Am Weg zum Gipfel des Monte Cevedale auf 3.769 Meter in Trentino/Italien. (Bild: Francie Vogel)
Am Weg zum Gipfel des Monte Cevedale auf 3.769 Meter in Trentino/Italien.

Schmerzvoller Weg in die Freiheit
Mit 15 Jahren kämpfte sie das erste Mal gegen eine deutsche Meisterin in Kickboxen.

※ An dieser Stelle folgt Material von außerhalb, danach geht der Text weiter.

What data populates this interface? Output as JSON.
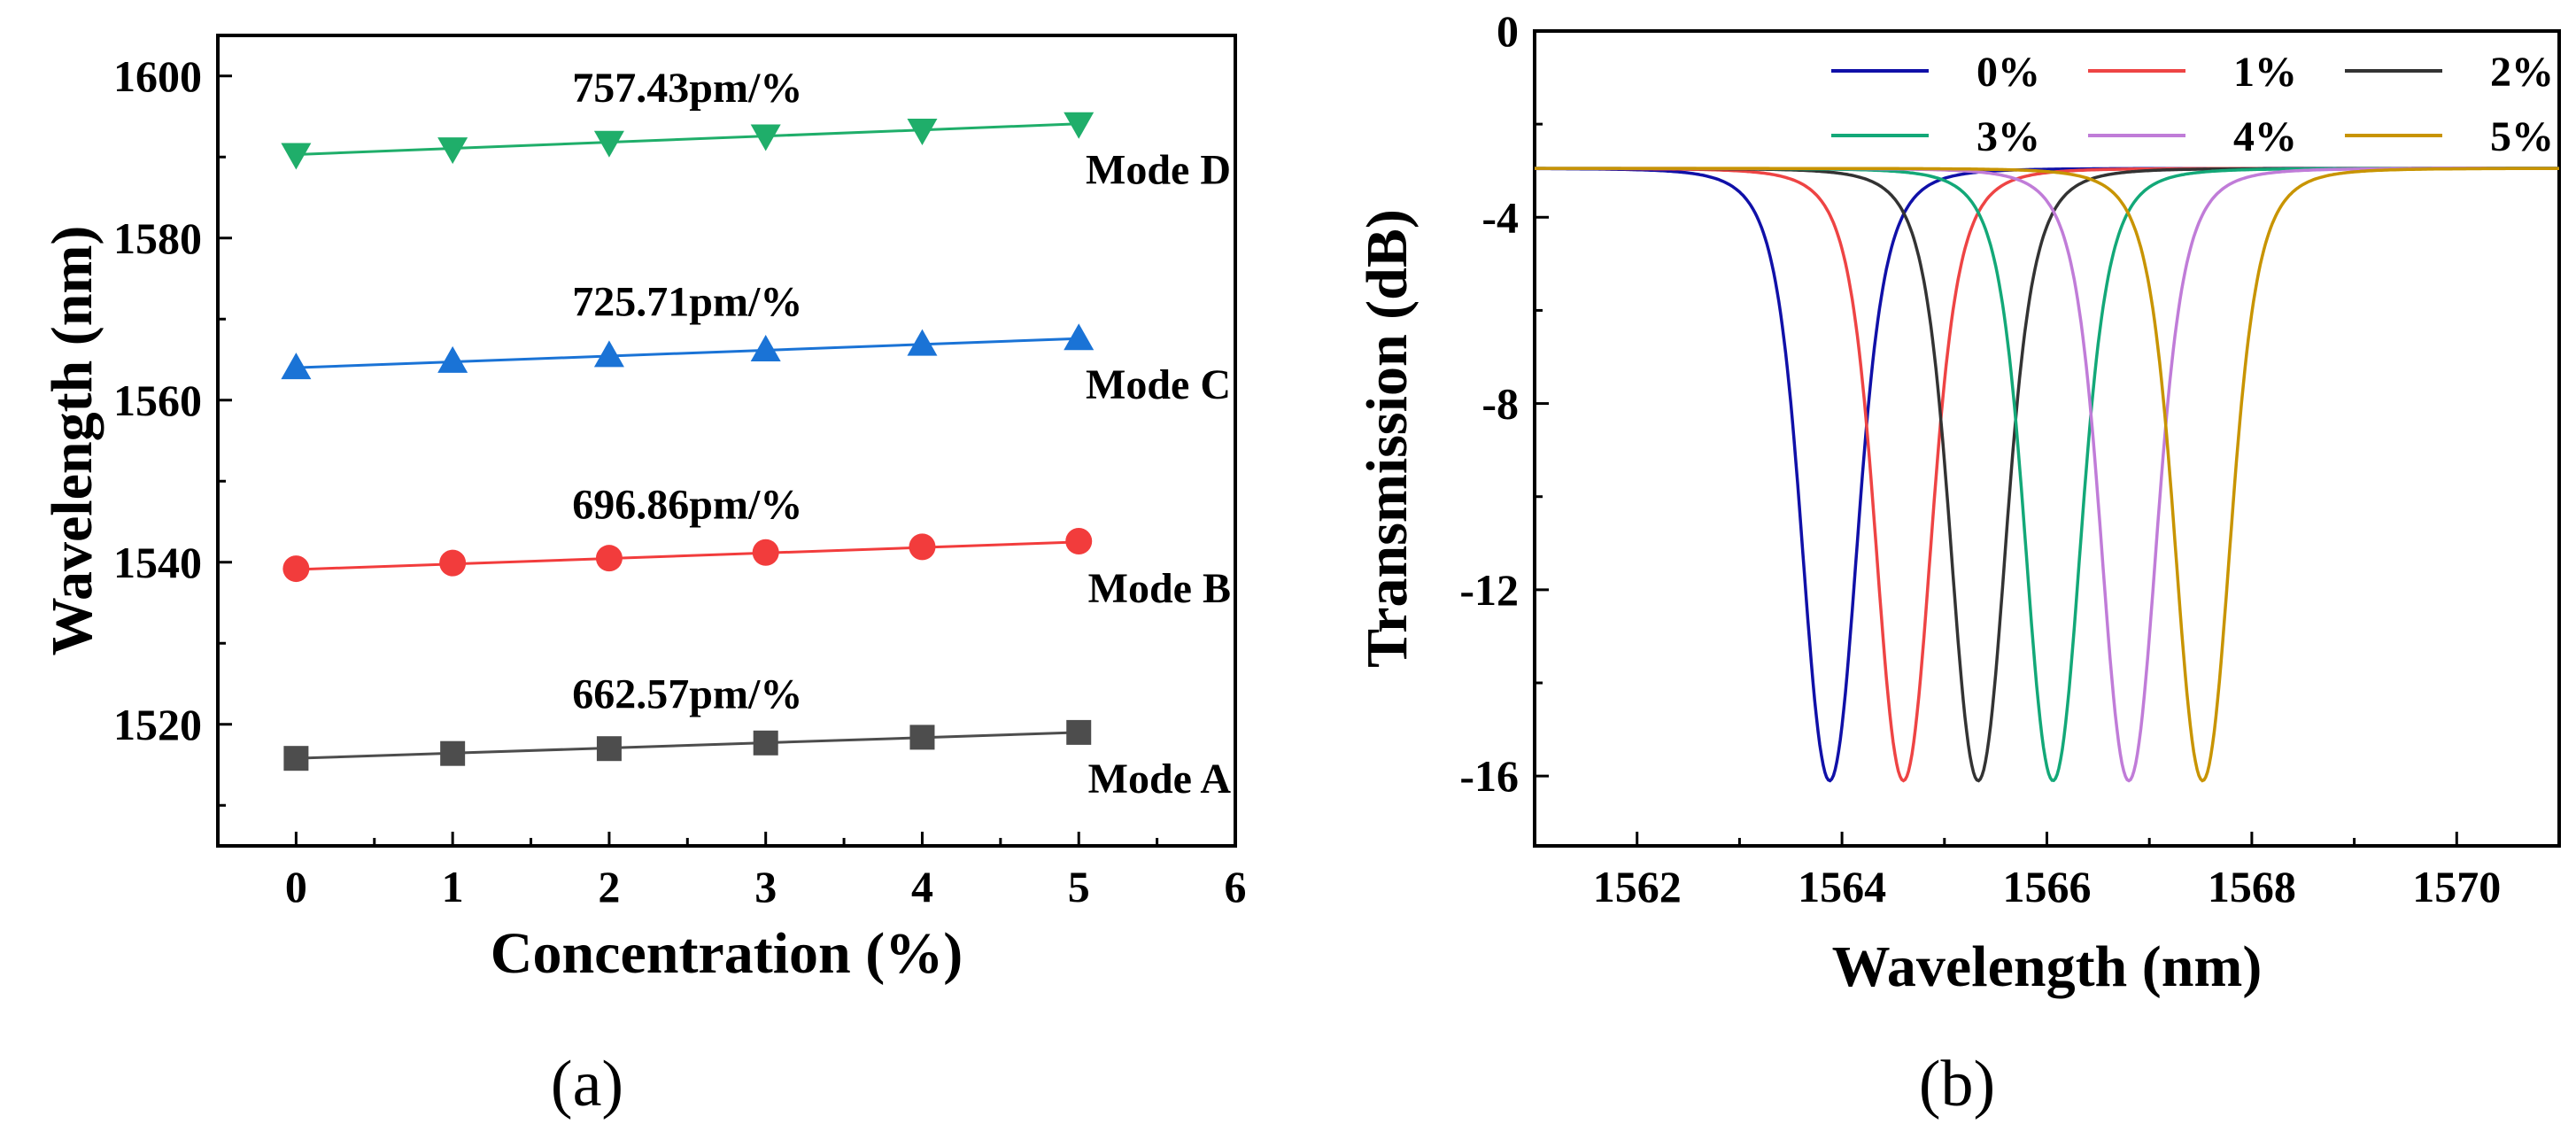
{
  "chart_data": [
    {
      "panel": "(a)",
      "type": "scatter",
      "xlabel": "Concentration (%)",
      "ylabel": "Wavelength (nm)",
      "xlim": [
        -0.5,
        6
      ],
      "ylim": [
        1505,
        1605
      ],
      "xticks": [
        "0",
        "1",
        "2",
        "3",
        "4",
        "5",
        "6"
      ],
      "yticks": [
        "1520",
        "1540",
        "1560",
        "1580",
        "1600"
      ],
      "x": [
        0,
        1,
        2,
        3,
        4,
        5
      ],
      "series": [
        {
          "name": "Mode A",
          "marker": "square",
          "color": "#4d4d4d",
          "slope_label": "662.57pm/%",
          "values": [
            1515.8,
            1516.4,
            1517.0,
            1517.7,
            1518.4,
            1519.0
          ],
          "fit": [
            1515.8,
            1519.0
          ]
        },
        {
          "name": "Mode B",
          "marker": "circle",
          "color": "#f23c3c",
          "slope_label": "696.86pm/%",
          "values": [
            1539.2,
            1539.9,
            1540.5,
            1541.2,
            1541.9,
            1542.6
          ],
          "fit": [
            1539.1,
            1542.5
          ]
        },
        {
          "name": "Mode C",
          "marker": "triangle-up",
          "color": "#1a73d6",
          "slope_label": "725.71pm/%",
          "values": [
            1564.0,
            1564.8,
            1565.5,
            1566.2,
            1566.9,
            1567.6
          ],
          "fit": [
            1564.0,
            1567.6
          ]
        },
        {
          "name": "Mode D",
          "marker": "triangle-down",
          "color": "#1fae6a",
          "slope_label": "757.43pm/%",
          "values": [
            1590.3,
            1591.0,
            1591.8,
            1592.6,
            1593.3,
            1594.1
          ],
          "fit": [
            1590.3,
            1594.1
          ]
        }
      ]
    },
    {
      "panel": "(b)",
      "type": "line",
      "xlabel": "Wavelength (nm)",
      "ylabel": "Transmission (dB)",
      "xlim": [
        1561,
        1571
      ],
      "ylim": [
        -17.5,
        0
      ],
      "xticks": [
        "1562",
        "1564",
        "1566",
        "1568",
        "1570"
      ],
      "yticks": [
        "0",
        "-4",
        "-8",
        "-12",
        "-16"
      ],
      "legend_position": "top-right",
      "series": [
        {
          "name": "0%",
          "color": "#1010a8",
          "center": 1563.88,
          "min_db": -16.1,
          "baseline_db": -2.95
        },
        {
          "name": "1%",
          "color": "#ee4444",
          "center": 1564.6,
          "min_db": -16.1,
          "baseline_db": -2.95
        },
        {
          "name": "2%",
          "color": "#333333",
          "center": 1565.33,
          "min_db": -16.1,
          "baseline_db": -2.95
        },
        {
          "name": "3%",
          "color": "#13a878",
          "center": 1566.06,
          "min_db": -16.1,
          "baseline_db": -2.95
        },
        {
          "name": "4%",
          "color": "#c07cd8",
          "center": 1566.8,
          "min_db": -16.1,
          "baseline_db": -2.95
        },
        {
          "name": "5%",
          "color": "#c89400",
          "center": 1567.52,
          "min_db": -16.1,
          "baseline_db": -2.95
        }
      ]
    }
  ]
}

Und steckte gehörig ein, bis der Kampf abgebrochen werden musste. „Als ich mit blauen Augen und gelb-violetten Verfärbungen im Gesicht mit dem Bericht von meinem Wettkampf im Klassenzimmer saß, hörten die Hänseleien in der Schule auf. Im Gegenteil, ich fühlte mich auf einmal wertgeschätzt, respektiert.“

Immer öfter flüchtete sie aus ihrem „Käfig“, der sich Zuhause nannte, in die wilde Natur. Und traf bei einer Tour in der Eiseskälte einen Entschluss – dem sie bis heute treu geblieben ist: „Dort draußen, an der Grenze meiner mentalen und körperlichen Leistungsfähigkeit, dem Ungewissen ausgesetzt, hatte ich etwas gespürt, wonach ich mich sehr gesehnt habe. Hier konnte mir keiner mehr wehtun. Hier war ich frei.“

Ein Ungewollter, der für immer sein Glück fand
An einem Dezembertag trat „Mexx“ in ihr Leben. „Unser Sorgenkind. Er darf nur mit Maulkorb raus, weil er gebissen hat. Wurde als Welpe herumgereicht und vermutlich vom Vorbesitzer, einem Alkoholiker, geschlagen. Bis jetzt hat ihn jeder nach der Probezeit wieder zurückgebracht“, hieß es im Tierheim. Francie gab ihm Zeit. Sie sah nicht das Problem, sondern das Potenzial. Mit viel Geduld und Verständnis gewann sie sein Herz. Und der Belgische Schäferhund-Mischling entschied sich, bei ihr zu bleiben – das war vor acht Jahren.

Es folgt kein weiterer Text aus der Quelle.